Caution should prevail when it comes to investing in Japanese equities—but that doesn't mean Japan's potential woes will hold back global stocks.
Since the Democratic Party of Japan (DPJ) assumed power August 30th—unseating the long-ruling Liberal Democratic Party—Japan (the world's second largest economy) has been on a bit of a rollercoaster. In recent weeks, Prime Minister Hatoyama and the DPJ's campaign promises for change are ringing true—and that's not necessarily a good thing for the country's stock market.
This week, Japan's Cabinet Office revised last quarter's GDP number to 1.3% annual growth—down from the 4.8% figure announced mid-November. The largest adjustment came in business investment—initially announced as +1.6% for the quarter, the new figure showed a 2.8% decline. Additionally, the government indicated plans to alter future GDP components and calculation methods, ostensibly to prevent such a drastic revision in the future. While market impact of such action is likely limited, arbitrarily modifying standardized economic growth measures doesn't engender much confidence in Japanese economic statistics going forward.
In another surprising development, government officials announced last week they are abandoning plans to privatize the nation's postal service, passing a law to block the previous prime minister's multi-year plan to deregulate Japan Post operations. This intervention indicates the DPJ is as committed as advertised to reversing some of its predecessors' pro-business initiatives.

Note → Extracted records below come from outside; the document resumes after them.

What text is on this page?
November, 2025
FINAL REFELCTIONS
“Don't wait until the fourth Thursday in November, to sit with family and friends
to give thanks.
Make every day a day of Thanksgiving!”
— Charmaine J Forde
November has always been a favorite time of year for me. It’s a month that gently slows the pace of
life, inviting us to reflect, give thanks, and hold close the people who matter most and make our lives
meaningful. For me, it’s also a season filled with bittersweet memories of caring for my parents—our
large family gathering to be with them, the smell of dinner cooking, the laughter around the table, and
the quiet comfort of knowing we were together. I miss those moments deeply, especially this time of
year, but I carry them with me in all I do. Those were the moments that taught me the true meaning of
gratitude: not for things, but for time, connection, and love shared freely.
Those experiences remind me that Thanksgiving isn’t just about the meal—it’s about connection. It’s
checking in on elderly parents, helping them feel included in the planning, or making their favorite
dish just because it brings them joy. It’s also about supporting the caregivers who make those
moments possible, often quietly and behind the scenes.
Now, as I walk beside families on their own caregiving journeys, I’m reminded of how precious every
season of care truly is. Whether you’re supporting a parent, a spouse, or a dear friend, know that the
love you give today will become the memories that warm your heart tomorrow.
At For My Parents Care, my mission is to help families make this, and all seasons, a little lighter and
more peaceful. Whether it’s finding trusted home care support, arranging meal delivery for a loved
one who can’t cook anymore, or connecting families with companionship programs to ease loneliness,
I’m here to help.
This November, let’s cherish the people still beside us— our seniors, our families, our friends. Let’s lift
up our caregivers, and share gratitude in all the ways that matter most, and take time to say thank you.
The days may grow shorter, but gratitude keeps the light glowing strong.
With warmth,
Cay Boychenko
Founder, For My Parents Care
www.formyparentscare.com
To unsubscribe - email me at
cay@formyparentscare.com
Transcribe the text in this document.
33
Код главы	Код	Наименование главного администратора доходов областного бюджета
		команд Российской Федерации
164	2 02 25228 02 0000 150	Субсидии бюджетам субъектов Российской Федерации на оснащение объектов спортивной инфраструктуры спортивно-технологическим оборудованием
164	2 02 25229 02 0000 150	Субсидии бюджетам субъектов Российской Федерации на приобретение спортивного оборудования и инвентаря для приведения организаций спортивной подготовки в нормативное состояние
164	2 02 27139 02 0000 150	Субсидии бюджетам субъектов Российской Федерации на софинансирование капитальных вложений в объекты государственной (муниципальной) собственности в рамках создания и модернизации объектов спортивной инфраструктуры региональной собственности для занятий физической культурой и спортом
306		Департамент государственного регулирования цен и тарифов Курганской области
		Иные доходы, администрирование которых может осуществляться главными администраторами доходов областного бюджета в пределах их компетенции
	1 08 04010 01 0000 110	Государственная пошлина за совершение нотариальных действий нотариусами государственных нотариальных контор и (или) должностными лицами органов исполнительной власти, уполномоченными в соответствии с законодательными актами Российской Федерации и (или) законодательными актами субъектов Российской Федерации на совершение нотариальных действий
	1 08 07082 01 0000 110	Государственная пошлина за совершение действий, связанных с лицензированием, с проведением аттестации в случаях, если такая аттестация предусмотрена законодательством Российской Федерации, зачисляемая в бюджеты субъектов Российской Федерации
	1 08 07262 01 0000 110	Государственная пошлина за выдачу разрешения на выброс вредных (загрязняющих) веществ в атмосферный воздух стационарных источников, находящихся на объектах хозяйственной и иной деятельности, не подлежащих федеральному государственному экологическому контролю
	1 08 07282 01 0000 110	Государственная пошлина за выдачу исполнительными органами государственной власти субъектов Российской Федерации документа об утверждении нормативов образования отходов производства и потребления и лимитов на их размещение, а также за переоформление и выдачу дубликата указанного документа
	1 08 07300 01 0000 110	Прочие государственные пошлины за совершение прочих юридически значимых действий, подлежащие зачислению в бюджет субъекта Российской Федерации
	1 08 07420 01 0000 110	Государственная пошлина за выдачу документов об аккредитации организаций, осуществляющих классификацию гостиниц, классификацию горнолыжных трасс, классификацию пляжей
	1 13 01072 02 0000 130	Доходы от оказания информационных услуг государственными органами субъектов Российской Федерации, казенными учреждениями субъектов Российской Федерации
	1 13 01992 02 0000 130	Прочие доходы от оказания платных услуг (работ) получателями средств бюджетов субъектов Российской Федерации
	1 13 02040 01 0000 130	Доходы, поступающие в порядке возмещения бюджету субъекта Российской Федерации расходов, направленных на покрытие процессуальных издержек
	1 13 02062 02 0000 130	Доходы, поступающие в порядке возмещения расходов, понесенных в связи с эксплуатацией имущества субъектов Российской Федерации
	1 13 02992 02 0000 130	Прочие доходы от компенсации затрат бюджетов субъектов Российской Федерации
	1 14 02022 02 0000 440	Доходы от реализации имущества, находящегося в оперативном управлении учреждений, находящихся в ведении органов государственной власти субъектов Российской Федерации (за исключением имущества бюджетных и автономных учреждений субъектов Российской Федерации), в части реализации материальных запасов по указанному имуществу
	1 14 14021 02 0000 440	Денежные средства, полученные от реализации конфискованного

On the policy front, even as other major central banks begin structuring exit plans from their monetary stimulus strategies, the Bank of Japan unveiled a new measure to lend even more (10 trillion yen in 3-month bonds at a 0.1% fixed rate). The Japanese government also introduced a new stimulus plan (the first of this administration) in the face of growing demands for increased public assistance. While the goal of encouraging economic recovery is worthy, the methods are a bit suspect. Japanese banks are already awash in liquidity. It's likely the government is more concerned about stifling the yen's recent rise to encourage exports—a fairly mercantilist maneuver. Will the additional stimulus funds spur employment as the Prime Minister hopes? Hard to say—stimulus dollars take notoriously long to disburse and even longer to take effect.
It's evident Japan's leadership is set on shaking things up, but (as we said in August just before the election) what that means for Japan's stock markets remains unclear. If the last month is any indication, volatility is in the cards: Japan's primary market-cap weighted equity index—the Nikkei 225—fell over 3% the last Friday of November, then rose over 7% during the first week of December, only to fall back 1.42% on Thursday.*
We know markets generally don't react well to upheaval or surprises—and with Japan's new leadership at the helm, anything's possible. Caution should prevail when it comes to investing in Japanese equities—but that doesn't mean Japan's potential woes will hold back global stocks. Global stocks proved during the entirety of the 1990s they can rise even as Japan struggles.